Project Summary
Generative Artificial Intelligence (GenAI) has become a matter of critical debate across the world. While advancing GenAI research represents a long-standing practice within scientific fields, the relevance of GenAI across the Social Sciences is much more recent. The challenge facing social scientists is to determine whether it is possible to realise world-leading research that incorporates responsible GenAI while sustaining research excellence.
Fortunately, social scientists have already begun to test GenAI’s use in research. Studies have investigated the affordances of GenAI’s predictive power to fill gaps in research, automate transcription processes, and annotate and analyse images. Moreover, there is now a growing body of work that has set out to investigate GenAI use for supporting and automating prevalent and labour-intensive social scientific approaches, such as numerical and text analysis.
The extent to which elements of Social Science research can be automated remains unresolved, however. For some, the expediency of GenAI is unmatched, while for others, questions of quality, ethics, transparency, and replicability undermine this expediency. While scholars continue to debate this issue, research funders need to make decisions every day about the kinds of GenAI use they will fund. In turn, funders have developed high-level policies on responsible GenAI use. Broadly, these policies are designed to offer guidance to applicants and reviewers that coheres around the need for fairness, transparency, and accountability in research processes. As GenAI develops apace and new questions of its application emerge, funders’ reliance on the judgments of expert reviewers, for example in the context of peer review, poses challenges. These challenges are owing to the disparate perspectives on what constitutes responsible GenAI use in the Social Sciences, which will be reflected in the reviewer base. Looking forward, these views must be reconciled to support the development of more nuanced and situated funding policies.
Yet, developing such a consensus for the Social Sciences is a challenge. The Social Sciences are home to a plurality of disciplines and their disciplinary and sub-disciplinary perspectives shape their use of GenAI. This means that any resolution surrounding GenAI use cannot take the form of a simple one-size fits all ruling. It must, instead, consider disciplinary and sub-disciplinary variation. Yet, notably, existing GenAI funding guidance omits any mention of discipline. Thus, there is an evident need to enhance such policies by offering nuanced disciplinary insight on responsible GenAI use.
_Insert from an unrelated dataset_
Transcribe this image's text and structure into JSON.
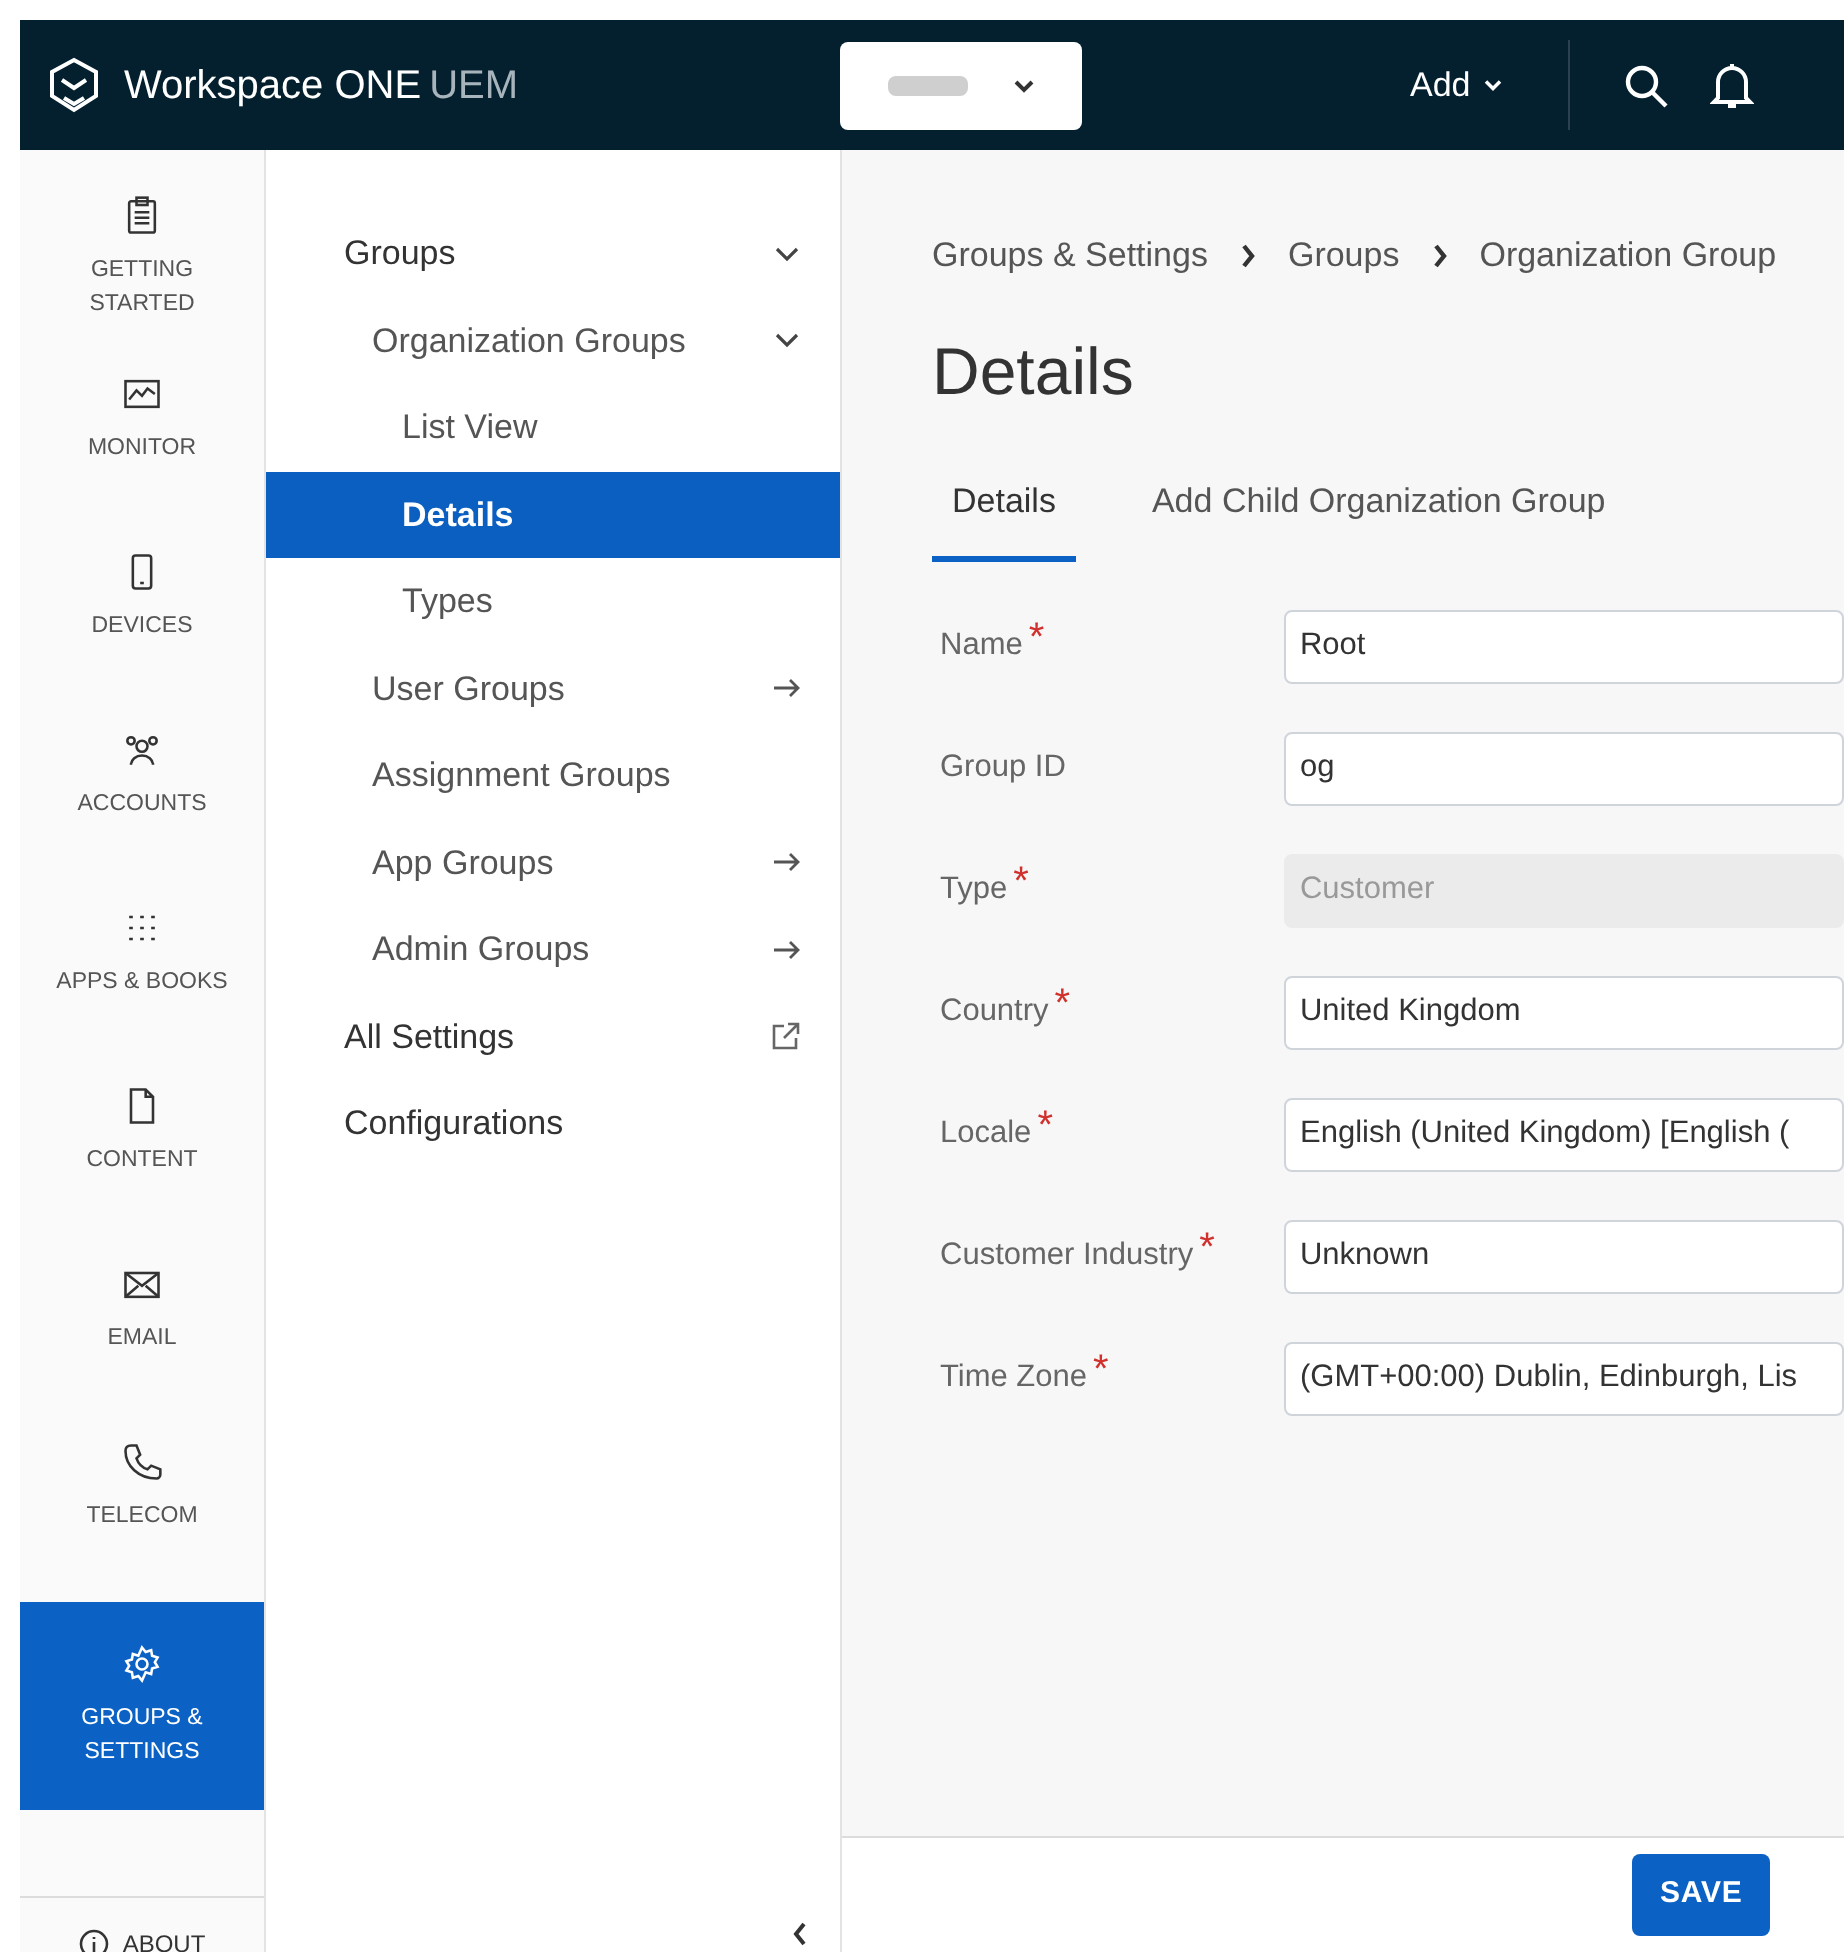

In this Fellowship, I unpack GenAI use in three disciplines: (i.) Business & Economics, (ii.) Education, and (iii.) Linguistics. Through systematic reviews and linguistic analyses of academic communication, I will establish current disciplinary practices in GenAI use and reporting. I will then access academics perceptions of responsible GenAI use and reporting practices through focus groups. Finally, bringing published and testified practices together, I will produce recommendations for policy development to share with funding bodies, through the Metascience Unit. The discipline-specific recommendations will enhance existing responsible GenAI use policies.